Why can’t we use a setTimeout to make a loop asynchronous?

SetTimeout adds a special handler to the Poll queue which triggers after the given amount of time has passed. Why doesn’t this work?

Function getDataWithTimeout (data) {
  const length = data.readUInt32BE(4)
  const chunk = data.splice(0, length)
  if (data.length) {
    setTimeout(getDataWithTimeout, 0, data)
socket.on(data, getDataWithTimeout)

The Poll phase will check the Stream and trigger the IO callback. Once in there, the data is processed, then the timeout is scheduled. Next Poll phase, there is another IO callback added (brand new data), and the setTimeout is scheduled (since its timeout is 0). Luckily, setTimeout callbacks are done at the beginning of the loop, so we’re still processing stuff in order, which is good!

But here’s the problem: if we have more data at the end of this timeout, the Poll phase will have to schedule the next setTimeout on the next Timer phase. So when the Callbacks phase runs, it will process new data before all the old data is done. Our data just got processed out of order.

Why does a Transform solve the issue?

Transforms were created for transforming data. They are Duplex Streams, which means they have a Read buffer (for something, like a terminal, to read from), and a Write buffer (for something, like TCP Streams, to write to). A Transform gives you a method to transfer data from the Write buffer to the Read buffer, which is exactly what we need. But how is it different? The method’s callback triggers the next chunk of data to the Transform, but until it’s invoked, the data just buffers.
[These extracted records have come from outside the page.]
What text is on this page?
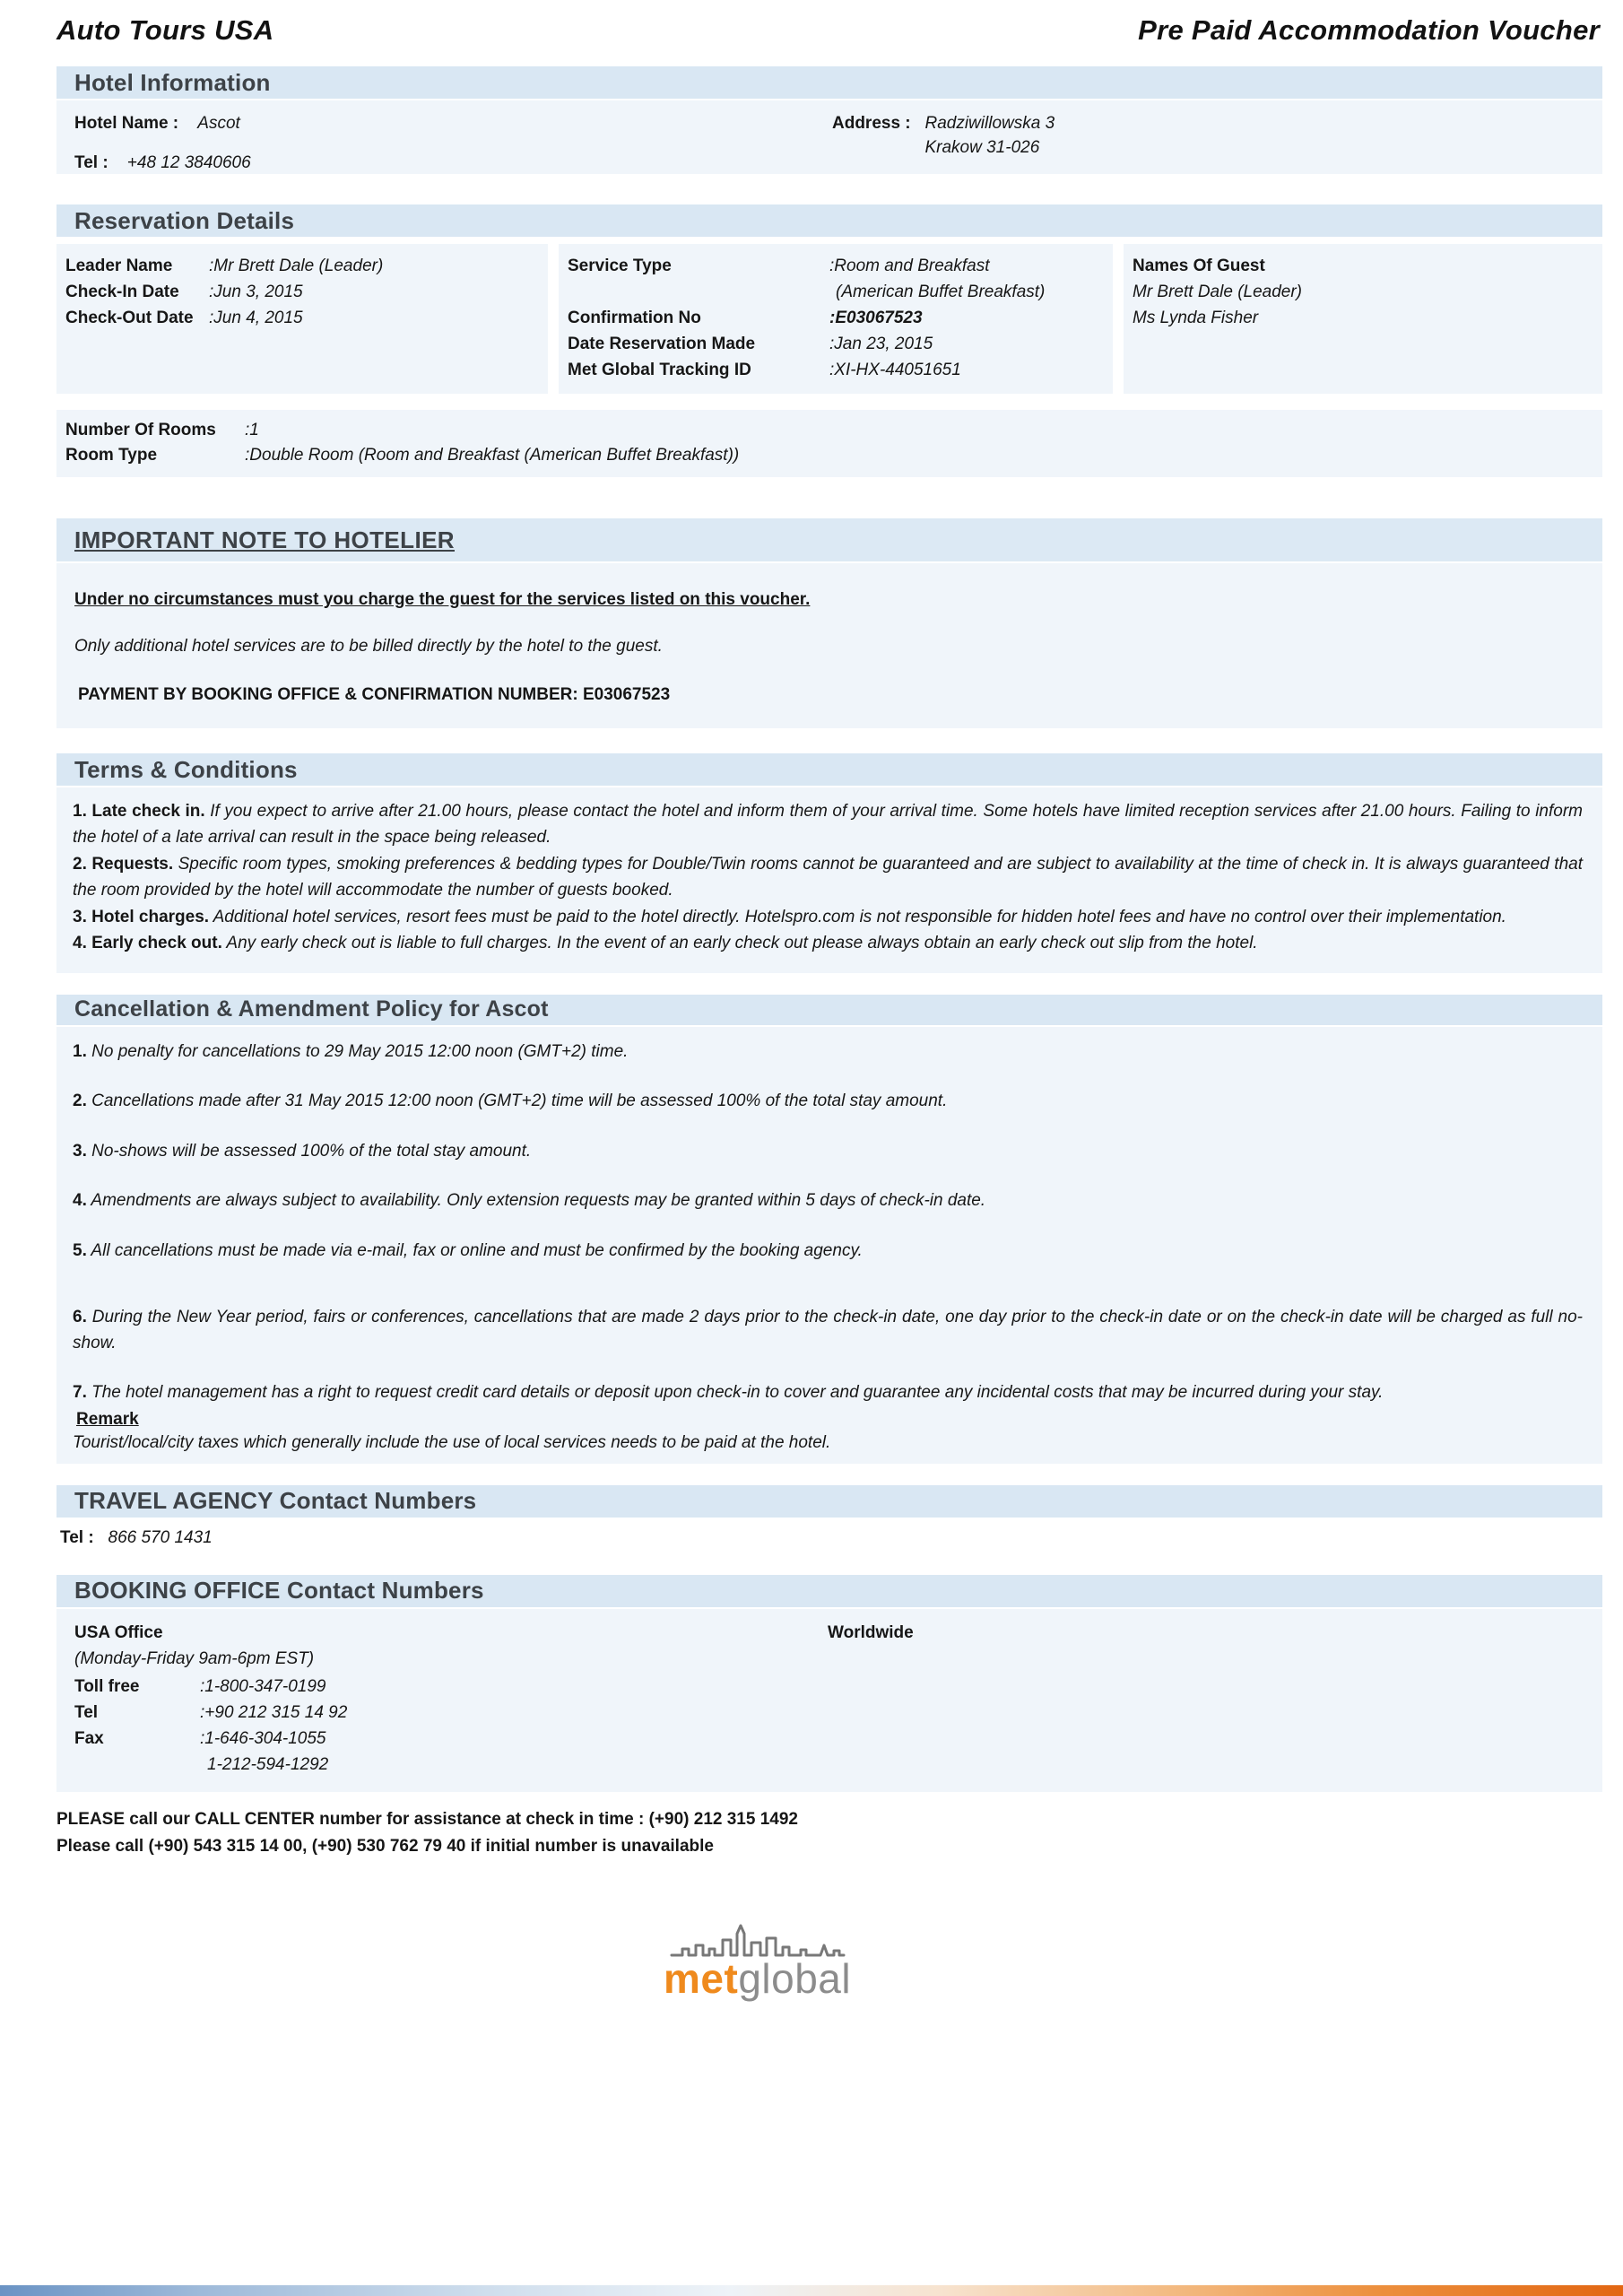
Auto Tours USA	Pre Paid Accommodation Voucher
Hotel Information
Hotel Name : Ascot
Tel : +48 12 3840606
Address : Radziwillowska 3
Krakow 31-026
Reservation Details
Leader Name	:Mr Brett Dale (Leader)
Check-In Date	:Jun 3, 2015
Check-Out Date :Jun 4, 2015
Service Type	:Room and Breakfast
(American Buffet Breakfast)
Confirmation No	:E03067523
Date Reservation Made	:Jan 23, 2015
Met Global Tracking ID	:XI-HX-44051651
Names Of Guest
Mr Brett Dale (Leader)
Ms Lynda Fisher
Number Of Rooms	:1
Room Type	:Double Room (Room and Breakfast (American Buffet Breakfast))
IMPORTANT NOTE TO HOTELIER
Under no circumstances must you charge the guest for the services listed on this voucher.
Only additional hotel services are to be billed directly by the hotel to the guest.
PAYMENT BY BOOKING OFFICE & CONFIRMATION NUMBER: E03067523
Terms & Conditions

1. Late check in. If you expect to arrive after 21.00 hours, please contact the hotel and inform them of your arrival time. Some hotels have limited reception services after 21.00 hours. Failing to inform the hotel of a late arrival can result in the space being released.

2. Requests. Specific room types, smoking preferences & bedding types for Double/Twin rooms cannot be guaranteed and are subject to availability at the time of check in. It is always guaranteed that the room provided by the hotel will accommodate the number of guests booked.

3. Hotel charges. Additional hotel services, resort fees must be paid to the hotel directly. Hotelspro.com is not responsible for hidden hotel fees and have no control over their implementation.

4. Early check out. Any early check out is liable to full charges. In the event of an early check out please always obtain an early check out slip from the hotel.

Cancellation & Amendment Policy for Ascot

1. No penalty for cancellations to 29 May 2015 12:00 noon (GMT+2) time.

2. Cancellations made after 31 May 2015 12:00 noon (GMT+2) time will be assessed 100% of the total stay amount.

3. No-shows will be assessed 100% of the total stay amount.

4. Amendments are always subject to availability. Only extension requests may be granted within 5 days of check-in date.

5. All cancellations must be made via e-mail, fax or online and must be confirmed by the booking agency.

6. During the New Year period, fairs or conferences, cancellations that are made 2 days prior to the check-in date, one day prior to the check-in date or on the check-in date will be charged as full no-show.

7. The hotel management has a right to request credit card details or deposit upon check-in to cover and guarantee any incidental costs that may be incurred during your stay.

Remark
Tourist/local/city taxes which generally include the use of local services needs to be paid at the hotel.
TRAVEL AGENCY Contact Numbers
Tel : 866 570 1431
BOOKING OFFICE Contact Numbers
USA Office	Worldwide
(Monday-Friday 9am-6pm EST)
Toll free	:1-800-347-0199
Tel	:+90 212 315 14 92
Fax	:1-646-304-1055
1-212-594-1292
PLEASE call our CALL CENTER number for assistance at check in time : (+90) 212 315 1492
Please call (+90) 543 315 14 00, (+90) 530 762 79 40 if initial number is unavailable
metglobal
This makes sure we never process new data before all of the old data is done. Now our setTimeout works perfectly! It also makes it easier to build incomplete messages until they are complete.
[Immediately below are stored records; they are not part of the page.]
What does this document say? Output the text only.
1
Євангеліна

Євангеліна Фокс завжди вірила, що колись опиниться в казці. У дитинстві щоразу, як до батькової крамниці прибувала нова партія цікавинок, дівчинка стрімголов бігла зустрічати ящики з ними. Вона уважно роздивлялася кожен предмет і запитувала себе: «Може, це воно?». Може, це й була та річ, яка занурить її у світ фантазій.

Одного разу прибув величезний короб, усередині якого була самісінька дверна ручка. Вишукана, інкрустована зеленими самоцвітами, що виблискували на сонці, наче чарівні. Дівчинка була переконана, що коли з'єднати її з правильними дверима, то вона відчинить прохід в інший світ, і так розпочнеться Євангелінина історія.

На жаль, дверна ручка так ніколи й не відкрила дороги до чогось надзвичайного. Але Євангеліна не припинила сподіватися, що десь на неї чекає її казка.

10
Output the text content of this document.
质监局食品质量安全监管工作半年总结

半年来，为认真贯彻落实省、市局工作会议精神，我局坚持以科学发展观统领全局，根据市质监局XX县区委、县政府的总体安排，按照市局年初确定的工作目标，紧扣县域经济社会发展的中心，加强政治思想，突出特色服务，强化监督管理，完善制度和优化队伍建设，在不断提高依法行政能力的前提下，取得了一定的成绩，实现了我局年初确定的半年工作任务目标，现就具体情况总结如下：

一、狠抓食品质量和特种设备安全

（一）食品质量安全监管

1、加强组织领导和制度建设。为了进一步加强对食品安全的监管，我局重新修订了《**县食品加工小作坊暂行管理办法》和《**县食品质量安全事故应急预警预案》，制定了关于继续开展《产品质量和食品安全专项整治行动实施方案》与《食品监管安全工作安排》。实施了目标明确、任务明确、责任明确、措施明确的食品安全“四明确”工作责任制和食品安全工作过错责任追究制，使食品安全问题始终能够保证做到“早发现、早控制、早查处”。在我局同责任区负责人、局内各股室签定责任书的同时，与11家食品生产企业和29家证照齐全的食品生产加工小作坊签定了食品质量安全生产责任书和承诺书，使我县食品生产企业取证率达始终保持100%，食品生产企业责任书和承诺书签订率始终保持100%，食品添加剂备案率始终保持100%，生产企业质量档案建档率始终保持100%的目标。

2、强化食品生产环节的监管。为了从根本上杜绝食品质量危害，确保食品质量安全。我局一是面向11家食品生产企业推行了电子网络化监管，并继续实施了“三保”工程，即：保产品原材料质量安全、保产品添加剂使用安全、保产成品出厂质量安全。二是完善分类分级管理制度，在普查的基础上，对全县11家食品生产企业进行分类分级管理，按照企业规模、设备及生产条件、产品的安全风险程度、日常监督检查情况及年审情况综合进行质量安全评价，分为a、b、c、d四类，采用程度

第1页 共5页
Class Cleanser extends stream.Transform {
  constructor(options) { super(options) }
  _transform (chunk, enc, cb) {
    const length = data.readUInt32BE(4)
    const chunk = data.slice(4, length)

    data = data.slice(4 + length)
    if (data.length) {
      setTimeout(transform, 0, data)
    } else {
const cleanser = new Cleanser()



You could write thousands of lines of code without ever hitting any issues with the event loop. Many people don’t when first writing their apps. But as these apps get more complex by working with different IO, using sockets, and scaling to thousands of users, issues like this can start to pop up.

The Node event loop is not an easy concept to grasp, but understanding how it works can be crucial to writing performant code and avoiding design mistakes that can cause hidden failures. Before you design your new component, understand how it will flow in the event loop, and plan accordingly. You may even be able to use its advanced features to your advantage.